In Nord-Australien haben die anhaltenden Trockenperioden zu einem signifikanten Rückgang der Anbaufläche geführt, während in anderen Regionen des Landes trotz gestiegener Kosten am Rapsanbau festgehalten wird. Das Australian Bureau of Agricultural and Resource Economics and Sciences (ABARES) prognostiziert für die Saison 2026/27 eine Rapsanbaufläche von 3,5 Millionen Hektar. Dies entspricht einem Rückgang von etwa 6 % im Vergleich zur aktuellen Saison.

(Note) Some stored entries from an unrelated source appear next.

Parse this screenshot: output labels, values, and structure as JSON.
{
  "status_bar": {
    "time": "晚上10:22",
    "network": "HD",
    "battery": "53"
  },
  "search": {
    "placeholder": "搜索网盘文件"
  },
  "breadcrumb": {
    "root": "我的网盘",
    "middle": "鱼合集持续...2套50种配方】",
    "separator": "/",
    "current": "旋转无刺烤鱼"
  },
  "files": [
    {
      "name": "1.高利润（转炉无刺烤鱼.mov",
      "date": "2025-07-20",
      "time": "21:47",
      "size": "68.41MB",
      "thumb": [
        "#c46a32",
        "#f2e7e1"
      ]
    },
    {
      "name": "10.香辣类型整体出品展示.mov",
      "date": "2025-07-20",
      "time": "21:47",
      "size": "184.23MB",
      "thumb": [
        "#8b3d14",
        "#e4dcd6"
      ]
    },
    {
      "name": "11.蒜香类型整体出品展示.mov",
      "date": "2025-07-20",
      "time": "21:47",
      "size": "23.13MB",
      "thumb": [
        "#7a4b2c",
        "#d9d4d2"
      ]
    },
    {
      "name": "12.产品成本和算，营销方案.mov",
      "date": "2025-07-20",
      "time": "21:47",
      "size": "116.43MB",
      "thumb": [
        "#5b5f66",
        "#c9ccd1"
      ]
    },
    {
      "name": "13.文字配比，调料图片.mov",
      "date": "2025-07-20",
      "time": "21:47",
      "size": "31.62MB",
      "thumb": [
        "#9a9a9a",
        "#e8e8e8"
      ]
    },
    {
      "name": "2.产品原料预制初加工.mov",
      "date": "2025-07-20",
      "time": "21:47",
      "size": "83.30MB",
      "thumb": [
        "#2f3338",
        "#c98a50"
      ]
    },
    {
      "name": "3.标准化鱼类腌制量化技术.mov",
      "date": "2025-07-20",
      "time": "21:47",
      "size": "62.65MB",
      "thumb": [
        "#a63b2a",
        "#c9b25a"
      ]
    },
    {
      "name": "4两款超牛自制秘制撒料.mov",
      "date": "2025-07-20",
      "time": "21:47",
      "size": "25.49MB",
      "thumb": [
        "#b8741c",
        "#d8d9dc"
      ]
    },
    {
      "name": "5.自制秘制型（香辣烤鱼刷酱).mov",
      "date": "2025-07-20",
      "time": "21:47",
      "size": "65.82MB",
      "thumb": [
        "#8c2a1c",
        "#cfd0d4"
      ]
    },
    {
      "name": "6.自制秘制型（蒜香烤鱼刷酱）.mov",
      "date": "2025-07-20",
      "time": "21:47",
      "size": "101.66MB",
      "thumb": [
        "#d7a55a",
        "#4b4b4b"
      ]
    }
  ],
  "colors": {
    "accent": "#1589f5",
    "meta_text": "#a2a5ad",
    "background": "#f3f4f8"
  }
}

Auswirkungen der Trockenheit in New South Wales

Besonders betroffen von den trockenen Bedingungen ist New South Wales, wo die Fläche für den Rapsanbau um schätzungsweise 32 % reduziert wurde. Diese klimatischen Herausforderungen tragen maßgeblich zum Rückgang der Anbaufläche bei und beeinflussen die Gesamtproduktion des Landes stark.

Im Gegensatz dazu zeigen sich die Landwirte im Süden Australiens widerstandsfähig gegenüber den steigenden Düngemittelpreisen. Trotz dieser wirtschaftlichen Belastungen bleiben sie beim Anbau von Raps oder erweitern ihn sogar. Dies könnte dazu beitragen, dass die erwartete Rapsernte bei etwa 6,2 Millionen Tonnen liegt, was jedoch immer noch einen deutlichen Rückgang um 20 % im Vergleich zum Vorjahr darstellt.

Bedeutung Australiens für den europäischen Markt

Australien spielt eine entscheidende Rolle als Hauptlieferant von Rapssaat für Europa. In der laufenden Saison 2025/26 importierte die EU etwa 1,7 Millionen Tonnen aus Australien, was fast 36 % der gesamten Importe ausmacht. Damit liegt Australien weit vor anderen wichtigen Lieferanten wie der Ukraine und Kanada.

Die jüngste Dreimonatsprognose des Bureau of Meteorology deutet darauf hin, dass auch in weiten Teilen Südaustraliens mit unterdurchschnittlichen Niederschlägen zu rechnen ist. Solche klimatischen Bedingungen könnten das Exportpotenzial Australiens weiter einschränken und die EU zwingen, vermehrt auf andere Herkunftsländer auszuweichen.

Herausforderungen und Perspektiven für den Importmarkt

Die zu erwartenden Rückgänge bei Flächen und Erträgen könnten in der zweiten Hälfte des Vermarktungsjahres 2026/27 zu einer verstärkten Nachfrage nach Alternativen führen. Dies könnte insbesondere dem Schwarzmeerraum und Nordamerika eine größere Bedeutung verleihen. Die Entwicklungen in Australien bleiben daher ein wesentlicher Faktor für die Preisgestaltung und Versorgungssicherheit auf dem europäischen Rapsmarkt.